In standard form, Mark Thoma's heart goes out to the unemployed, as mine does. However, Mark is much more certain than I am that the Fed can actually help these people out. Here is what Mark would have asked Ben about, if he could:
The main question I wanted to hear Bernanke answer is, given that inflation is expected to remain low, why isn't the Fed doing more to help with the employment problem? Why not a third round of quantitative easing?And:
In retrospect, more aggressive action by the Fed was warranted in every instance. Perhaps this time is different — I sure hope so — but the recovery has been far too slow to be tolerable. Green shoots require more than hope, they require the nourishment, and with fiscal policy out of the picture it’s up to the Fed to provide it.Well, the answer to the question: "Why not a third round of quantitative easing?" should be: "Because it does not do anything." (see here). In retrospect, the Fed could not have done any more than it did, even if you think that sticky wages and prices matter in a big way. Mark may think that the level of employment is intolerable, but the Fed has to tolerate it in the same way I have to tolerate the soggy weather outside.
Now, to take back what I said earlier, DeLong actually discusses something different (though the theme is the same). This is tag team. Thoma does labor market, DeLong does inflation. Brad's problem with Ben is pretty straightforward.

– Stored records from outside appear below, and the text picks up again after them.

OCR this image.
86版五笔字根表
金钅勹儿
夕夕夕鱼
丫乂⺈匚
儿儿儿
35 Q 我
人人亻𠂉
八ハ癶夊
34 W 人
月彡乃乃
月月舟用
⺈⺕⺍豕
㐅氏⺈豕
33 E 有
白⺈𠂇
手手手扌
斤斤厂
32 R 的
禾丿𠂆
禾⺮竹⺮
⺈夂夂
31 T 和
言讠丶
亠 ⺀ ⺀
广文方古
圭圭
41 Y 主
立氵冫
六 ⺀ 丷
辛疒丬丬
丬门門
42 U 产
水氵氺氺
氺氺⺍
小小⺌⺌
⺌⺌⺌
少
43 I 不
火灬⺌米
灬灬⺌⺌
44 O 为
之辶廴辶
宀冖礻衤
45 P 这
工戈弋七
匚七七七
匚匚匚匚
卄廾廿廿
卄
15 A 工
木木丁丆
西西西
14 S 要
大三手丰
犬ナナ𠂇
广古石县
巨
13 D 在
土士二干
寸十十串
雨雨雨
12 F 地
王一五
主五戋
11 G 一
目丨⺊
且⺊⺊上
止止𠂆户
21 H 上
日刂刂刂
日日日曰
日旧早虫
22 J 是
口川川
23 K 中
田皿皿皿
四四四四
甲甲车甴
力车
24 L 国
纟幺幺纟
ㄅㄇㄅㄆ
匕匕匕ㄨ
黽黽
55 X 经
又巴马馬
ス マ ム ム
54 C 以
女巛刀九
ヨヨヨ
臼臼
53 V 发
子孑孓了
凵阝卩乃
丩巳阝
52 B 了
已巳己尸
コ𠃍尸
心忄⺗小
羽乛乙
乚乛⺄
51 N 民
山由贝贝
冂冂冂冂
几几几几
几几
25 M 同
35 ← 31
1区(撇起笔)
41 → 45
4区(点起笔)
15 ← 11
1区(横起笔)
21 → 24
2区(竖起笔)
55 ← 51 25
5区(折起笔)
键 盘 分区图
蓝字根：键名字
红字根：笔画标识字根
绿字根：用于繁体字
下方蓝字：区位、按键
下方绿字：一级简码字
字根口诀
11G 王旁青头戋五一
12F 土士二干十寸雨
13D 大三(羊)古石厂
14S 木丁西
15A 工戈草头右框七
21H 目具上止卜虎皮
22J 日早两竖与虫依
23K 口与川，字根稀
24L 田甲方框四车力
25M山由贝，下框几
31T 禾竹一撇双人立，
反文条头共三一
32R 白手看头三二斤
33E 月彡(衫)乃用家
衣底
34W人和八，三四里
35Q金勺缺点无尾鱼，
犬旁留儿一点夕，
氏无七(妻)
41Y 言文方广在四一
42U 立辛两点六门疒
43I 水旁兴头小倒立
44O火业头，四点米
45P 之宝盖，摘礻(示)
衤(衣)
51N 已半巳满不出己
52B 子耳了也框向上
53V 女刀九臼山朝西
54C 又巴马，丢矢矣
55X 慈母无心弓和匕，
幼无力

It thus looks like 1 percent is the new 2 percent: with current Federal Reserve policy, we are looking forward to a likely 1 percent core inflation rate for at least another year, and more likely three.Bernanke has certainly made it clear that, in his view, the Fed has a 2% inflation rate target. It is also clear that he wants to focus on core measures of inflation. We'll take Brad's word for it that PCE deflator inflation, excluding food and energy, is running at about 1%, year-over-year. Clearly that's too low relative to the target, so shouldn't the Fed be doing more to correct that problem?
1. Accommodative monetary policy causes inflation, but with a lag. I think Brad's inflation forecast is on the low side, as maybe Ben does as well. The policy rate has been at essentially zero since fall 2008. Sooner or later (and maybe Ben is thinking sooner) we're going to see the higher inflation in core measures.
2. Maybe Ben is more worried about headline inflation (as I think he should be) than he lets on.
3. Maybe in his press conference Ben did not want to spend his time explaining why the Fed spends its time focusing on core inflation. What every consumer sees is headline inflation, and they are much more aware of the food and energy component than the rest of it.
4. As with my comments on Thoma, there is really no current action that the Fed can take to increase the inflation rate. More quantitative easing won't do anything, so the Fed is stuck with saying things about extended periods with zero nominal interest rates in order to have some influence through anticipated future inflation on inflation today.